Bid to Allow Public Pension System to Invest Heavily in TTF Bonds

There’s a bipartisan move to have the pension system buy more transportation fund bonds than previously allowed, in the belief it would be mutually beneficial

Sen. Dawn Addiego (R-Burlington), Senate President Stephen Sweeney (D-Gloucester) and Assemblyman Adam Taliaferro (D-Gloucester
After going through much of the year with its future in question, New Jersey’s Transportation Trust Fund was recently shored up thanks to last month’s gas-tax hike. Now, a bipartisan group of lawmakers wants to use the restocked TTF to help out the state’s perennially underfunded public-employee pension system.

A bill introduced earlier this week would allow the $73 billion pension system to invest heavily in TTF bonds just as the state is planning to ramp up transportation spending over the next eight years.

Right now, the state Division of Investment, which manages the pension system’s assets on a day-to-day basis, is only allowed to purchase up to 10 percent of an individual bond issue. The proposed legislation would get rid of that limit, but only for TTF bonds.

The sponsors of the legislation said it makes sense to give the pension system — which is $44 billion in debt, according to the state’s estimates — the option to invest heavily in transportation fund bonds because that way all of the interest on the bonds would go into the pension system instead of to outside investors. They also said the state could save money on underwriting fees, which are levied as a percentage of the bond issues, to further stretch the TTF’s resources.

“This would offer an investment strategy that is mutually beneficial for New Jersey’s underfunded pension system and for the Transportation Trust Fund,” said Senate President Steve Sweeney (D-Gloucester). “It would enable the TTF to borrow directly from the state pension fund, providing a guaranteed rate of return much better than the pension system is currently earning on portions of its investments.”

The bill’s introduction comes as lawmakers have been trying to find new ways to help address the pension-funding issue after the state’s credit-rating was downgraded one step by S&P Global Ratings, largely due to the pension system’s ongoing problems. And that followed a new analysis by Bloomberg that determined New Jersey’s pension deficit has become the largest among U.S. states.

The legislation also comes amid a building effort to establish a public bank in New Jersey that would utilize taxpayer resources to circumvent big commercial banks by directly funding government priorities like long-term infrastructure improvements. Only one other state, North Dakota, operates such an institution, but Democratic gubernatorial hopeful Phil Murphy has made the establishment of a public bank in New Jersey a key element of his economic platform.
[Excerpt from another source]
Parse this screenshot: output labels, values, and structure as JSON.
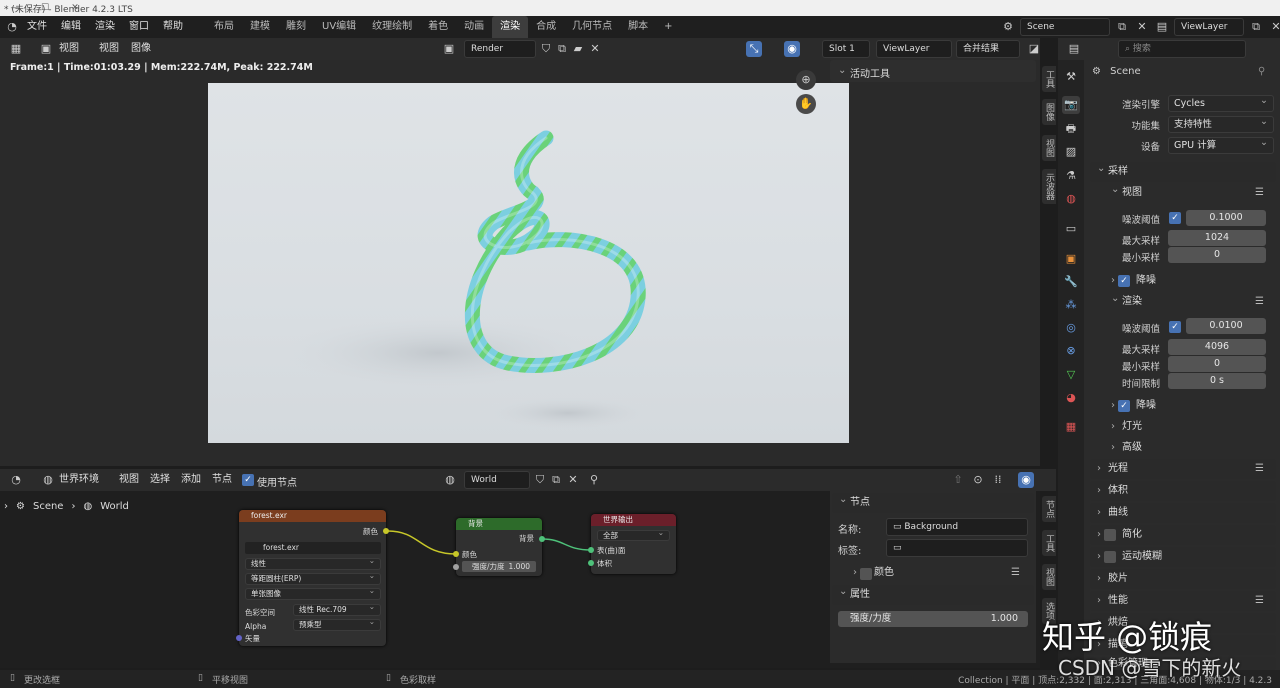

Under the TTF legislation enacted by Gov. Chris Christie in October, the state is planning to issue $12 billion in bonds over the next eight years to help pay for road, bridge and rail improvements. Those funds will be combined with new revenue raised by a 23-cent gas-increase that went into effect at the beginning of November to support a total of $16 billion in planned transportation spending.
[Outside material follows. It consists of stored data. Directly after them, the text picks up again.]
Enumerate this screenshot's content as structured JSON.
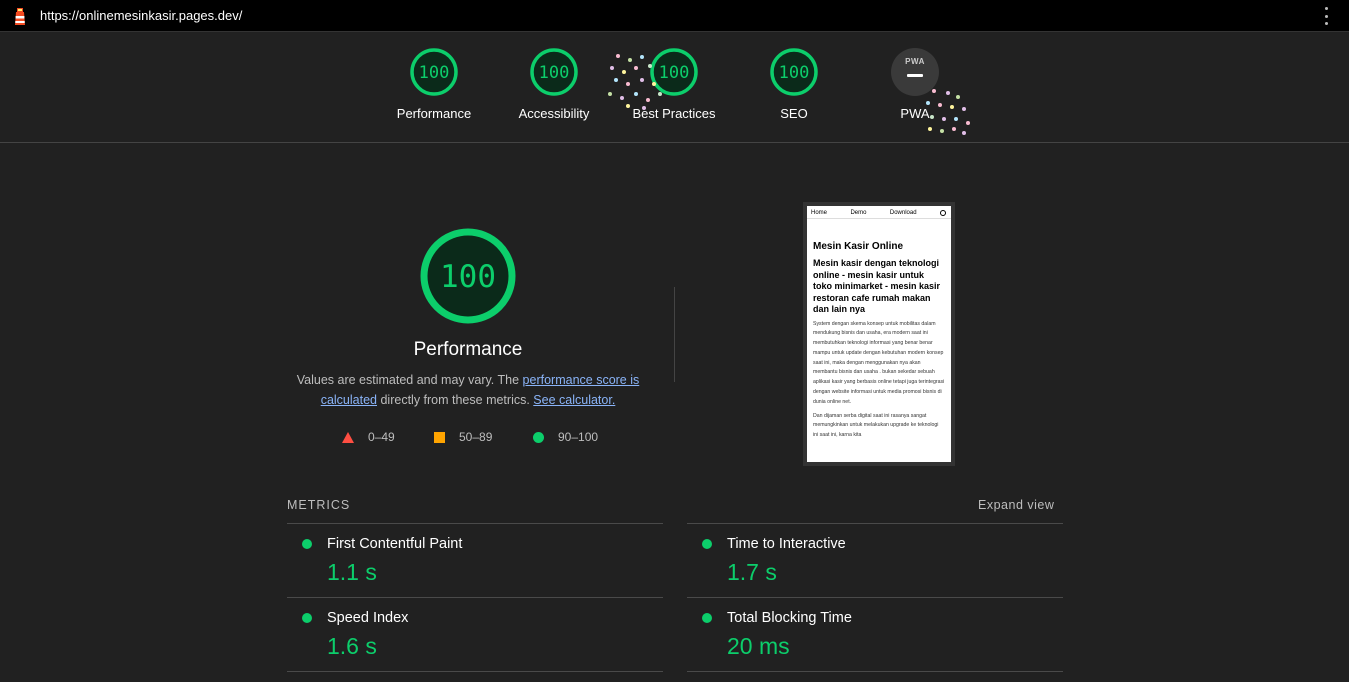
{
  "topbar": {
    "url": "https://onlinemesinkasir.pages.dev/"
  },
  "colors": {
    "pass": "#0cce6b",
    "average": "#ffa400",
    "fail": "#ff4e42",
    "background": "#212121"
  },
  "categories": [
    {
      "label": "Performance",
      "score": 100
    },
    {
      "label": "Accessibility",
      "score": 100
    },
    {
      "label": "Best Practices",
      "score": 100
    },
    {
      "label": "SEO",
      "score": 100
    },
    {
      "label": "PWA",
      "badge": "PWA"
    }
  ],
  "performance": {
    "score": 100,
    "title": "Performance",
    "desc_prefix": "Values are estimated and may vary. The ",
    "desc_link1": "performance score is calculated",
    "desc_middle": " directly from these metrics. ",
    "desc_link2": "See calculator."
  },
  "legend": [
    {
      "range": "0–49",
      "icon": "triangle-icon"
    },
    {
      "range": "50–89",
      "icon": "square-icon"
    },
    {
      "range": "90–100",
      "icon": "circle-icon"
    }
  ],
  "screenshot": {
    "nav": [
      "Home",
      "Demo",
      "Download"
    ],
    "title": "Mesin Kasir Online",
    "subtitle": "Mesin kasir dengan teknologi online - mesin kasir untuk toko minimarket - mesin kasir restoran cafe rumah makan dan lain nya",
    "para1": "System dengan skema konsep untuk mobilitas dalam mendukung bisnis dan usaha, era modern saat ini membutuhkan teknologi informasi yang benar benar mampu untuk update dengan kebutuhan modern konsep saat ini, maka dengan menggunakan nya akan membantu bisnis dan usaha . bukan sekedar sebuah aplikasi kasir yang berbasis online tetapi juga terintegrasi dengan website informasi untuk media promosi bisnis di dunia online net.",
    "para2": "Dan dijaman serba digital saat ini rasanya sangat memungkinkan untuk melakukan upgrade ke teknologi ini saat ini, karna kita"
  },
  "metrics": {
    "heading": "METRICS",
    "expand_label": "Expand view",
    "left": [
      {
        "name": "First Contentful Paint",
        "value": "1.1 s"
      },
      {
        "name": "Speed Index",
        "value": "1.6 s"
      }
    ],
    "right": [
      {
        "name": "Time to Interactive",
        "value": "1.7 s"
      },
      {
        "name": "Total Blocking Time",
        "value": "20 ms"
      }
    ]
  }
}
The bipartisan bill seeking to allow the pension system to invest in the TTF bonds would give the Division of Investment the option to go over the 10 percent ceiling, but it would not require the agency to do so. The measure would also limit the funds that could be used by the pension system to invest in transportation fund bonds to those that have already been set aside for purchasing stakes in fixed-income securities, which have not been producing great returns in recent years. And for the pension system itself, which covers the retirements of an estimated 770,000 current and retired workers, the change in policy could also reduce the overall risk it takes on since TTF bonds are backed by constitutionally dedicated sources of revenue like the gas-tax proceeds.

“This isn’t just about money, it is also about people’s retirement,” said Sweeney, a prime sponsor of the bill.

“We guaranteed our teachers, police officers and other public workers financial safety and security at the end of their careers. We need to make sure we’re investing their retirement funds in a way that ensures we can make good on our promise, and investing in TTF is the way to do that,” he said.

“Allowing the TTF to borrow directly from the pension fund is a smart move that guarantees a rate of return while helping to support the infrastructure work that is so important to our economy,” said Sen. Dawn Marie Addiego (R-Burlington), another prime sponsor.

The credit downgrade announced by S&P last month was the 10th to be issued by one of the three major Wall Street credit-rating agencies since Christie took office in early 2010, giving him the most debt-grade reductions of any New Jersey governor.

Last month, lawmakers passed with wide bipartisan support a bill that attempts to help address the pension system’s funding gap by changing the way the state makes its pension contributions each year. Instead of making the payment in one lump sum at the end the fiscal year, which is the current practice, the bill calls for a quarterly payment schedule. That change is designed to better protect the pension contributions from falling victim to midyear budget cuts, but also to help the pension system generate bigger returns by getting more money into its investments as soon as possible.

Christie, a Republican, has yet to take action on that bill, but Sweeney and other sponsors have said they expect him to sign it before the end of the year.

Spokesmen for the state Department of Treasury declined to comment yesterday on the new TTF-investment legislation, citing the department’s general policy of not discussing any pending legislation.